HealthWise Data curates one of the industry’s most comprehensive SDOH and behavioral data libraries, encompassing thousands of variables across economic, environmental, and social dimensions. Unlike clinical records that capture fragments of a patient’s medical history, HealthWise Data’s consumer healthcare marketing database, featuring over 2,000+ data variables, reveal the conditions that shape participation potential:

  • Transportation and mobility access – access to transportation, access to care and distance to site locations 
  • Technology and internet access – a crucial predictor for decentralized and hybrid trial participation. 
  • Neighborhood and community stability – housing turnover, safety, and social cohesion metrics that influence adherence. 
  • Lifestyle strain indicators – food insecurity, income levels, and economic stressors that can impact retention. 

By integrating these insights with existing EHR or claims data, sponsors and clinical research organizations can finally move beyond theoretical feasibility to a realistic, actionable model of participation.

In practical terms, that means:

  • Selecting sites where both clinical prevalence and social access align. 
  • Predicting likely no-shows before recruitment begins. 
  • Designing participant-support programs targeted to the actual needs of local populations. 
  • Meeting diversity and equity goals with quantifiable, data-driven strategies. 

HealthWise Data helps turn “who qualifies” into “who can and will participate.”

What This Means for the Future of Clinical Research

The convergence of screening analytics, SDOH science, and advanced data enrichment is pushing the industry toward a more human-centered model of research design.
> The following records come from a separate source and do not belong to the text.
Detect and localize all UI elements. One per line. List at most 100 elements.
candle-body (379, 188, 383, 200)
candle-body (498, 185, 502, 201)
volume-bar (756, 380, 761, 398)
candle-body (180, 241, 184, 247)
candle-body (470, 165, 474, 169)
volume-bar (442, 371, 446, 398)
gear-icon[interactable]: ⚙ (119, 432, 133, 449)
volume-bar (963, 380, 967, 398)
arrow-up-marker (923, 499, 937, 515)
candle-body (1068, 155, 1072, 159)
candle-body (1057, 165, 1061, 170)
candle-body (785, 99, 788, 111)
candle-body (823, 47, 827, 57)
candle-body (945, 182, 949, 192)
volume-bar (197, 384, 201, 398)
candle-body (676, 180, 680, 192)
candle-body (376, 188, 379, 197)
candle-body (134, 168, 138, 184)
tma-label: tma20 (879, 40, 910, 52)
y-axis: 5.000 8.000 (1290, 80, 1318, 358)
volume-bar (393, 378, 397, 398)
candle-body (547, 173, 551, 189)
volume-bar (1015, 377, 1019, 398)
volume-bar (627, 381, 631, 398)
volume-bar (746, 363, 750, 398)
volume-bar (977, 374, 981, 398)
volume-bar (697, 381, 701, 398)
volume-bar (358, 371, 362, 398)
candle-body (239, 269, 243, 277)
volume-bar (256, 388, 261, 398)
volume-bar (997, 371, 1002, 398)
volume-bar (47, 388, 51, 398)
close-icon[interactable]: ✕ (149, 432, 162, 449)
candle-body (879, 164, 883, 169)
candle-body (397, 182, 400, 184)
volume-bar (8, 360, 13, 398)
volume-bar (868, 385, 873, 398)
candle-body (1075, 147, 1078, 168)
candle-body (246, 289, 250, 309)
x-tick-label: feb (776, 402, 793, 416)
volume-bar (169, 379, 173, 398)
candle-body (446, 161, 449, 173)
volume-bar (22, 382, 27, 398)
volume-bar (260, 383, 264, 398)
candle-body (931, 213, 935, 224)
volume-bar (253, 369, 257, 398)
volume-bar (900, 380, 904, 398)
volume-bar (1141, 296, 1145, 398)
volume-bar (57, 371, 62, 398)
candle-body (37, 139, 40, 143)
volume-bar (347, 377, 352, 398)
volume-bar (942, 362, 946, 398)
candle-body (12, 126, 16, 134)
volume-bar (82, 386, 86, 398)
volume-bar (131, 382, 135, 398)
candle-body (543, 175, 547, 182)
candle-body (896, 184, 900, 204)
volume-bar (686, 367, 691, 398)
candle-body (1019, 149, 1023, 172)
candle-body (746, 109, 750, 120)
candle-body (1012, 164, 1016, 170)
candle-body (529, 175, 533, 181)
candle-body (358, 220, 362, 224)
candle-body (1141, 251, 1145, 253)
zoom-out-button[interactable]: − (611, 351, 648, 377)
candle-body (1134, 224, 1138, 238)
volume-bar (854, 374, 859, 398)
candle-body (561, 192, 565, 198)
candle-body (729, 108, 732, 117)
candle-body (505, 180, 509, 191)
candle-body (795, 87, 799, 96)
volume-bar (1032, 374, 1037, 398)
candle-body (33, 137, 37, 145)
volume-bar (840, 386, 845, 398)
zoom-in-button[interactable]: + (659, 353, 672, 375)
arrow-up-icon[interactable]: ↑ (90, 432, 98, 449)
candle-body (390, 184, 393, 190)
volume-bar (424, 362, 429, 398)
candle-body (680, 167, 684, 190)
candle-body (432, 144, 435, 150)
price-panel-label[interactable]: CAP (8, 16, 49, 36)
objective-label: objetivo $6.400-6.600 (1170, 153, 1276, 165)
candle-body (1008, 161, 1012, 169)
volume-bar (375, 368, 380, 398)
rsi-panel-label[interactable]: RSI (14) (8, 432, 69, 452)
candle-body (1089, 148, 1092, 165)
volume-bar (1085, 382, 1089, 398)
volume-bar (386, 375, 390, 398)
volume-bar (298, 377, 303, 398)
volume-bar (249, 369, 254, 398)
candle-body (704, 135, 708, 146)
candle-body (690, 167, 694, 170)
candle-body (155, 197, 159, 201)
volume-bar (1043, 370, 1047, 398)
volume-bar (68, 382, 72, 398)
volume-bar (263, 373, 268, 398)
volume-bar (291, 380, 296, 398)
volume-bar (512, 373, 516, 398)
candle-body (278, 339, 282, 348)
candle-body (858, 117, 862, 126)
The lesson from the breast-screening data is clear: eligibility doesn’t guarantee engagement.

As more trials incorporate real-world data and decentralized components, understanding the social fabric of participants will be as critical as understanding their biomarkers. Sponsors who embed SDOH early, especially during feasibility and not after the first recruitment shortfall, will gain measurable advantages in both efficiency and credibility.

Because at the end of the day, trials don’t fail because people don’t care. They fail because systems aren’t designed for the lives participants actually lead.

HealthWise Data: Delivering the SDOH and BDOH Data Needed to Increase Success Rates for Clinical Trials

Clinical trials are about people—people with complex lives, competing responsibilities, and unequal access to care. Focusing on eligibility alone treats participation as a binary variable: yes or no. But participation is a spectrum shaped by social reality.

By embracing SDOH data, researchers can close the gap between who qualifies and who attends, between feasibility and follow-through. The result is faster recruitment, stronger retention, and evidence that better reflects the world it’s meant to serve.

That’s the future HealthWise Data is helping the industry design, one where trials don’t just measure health outcomes, but understand the human factors that make those outcomes possible.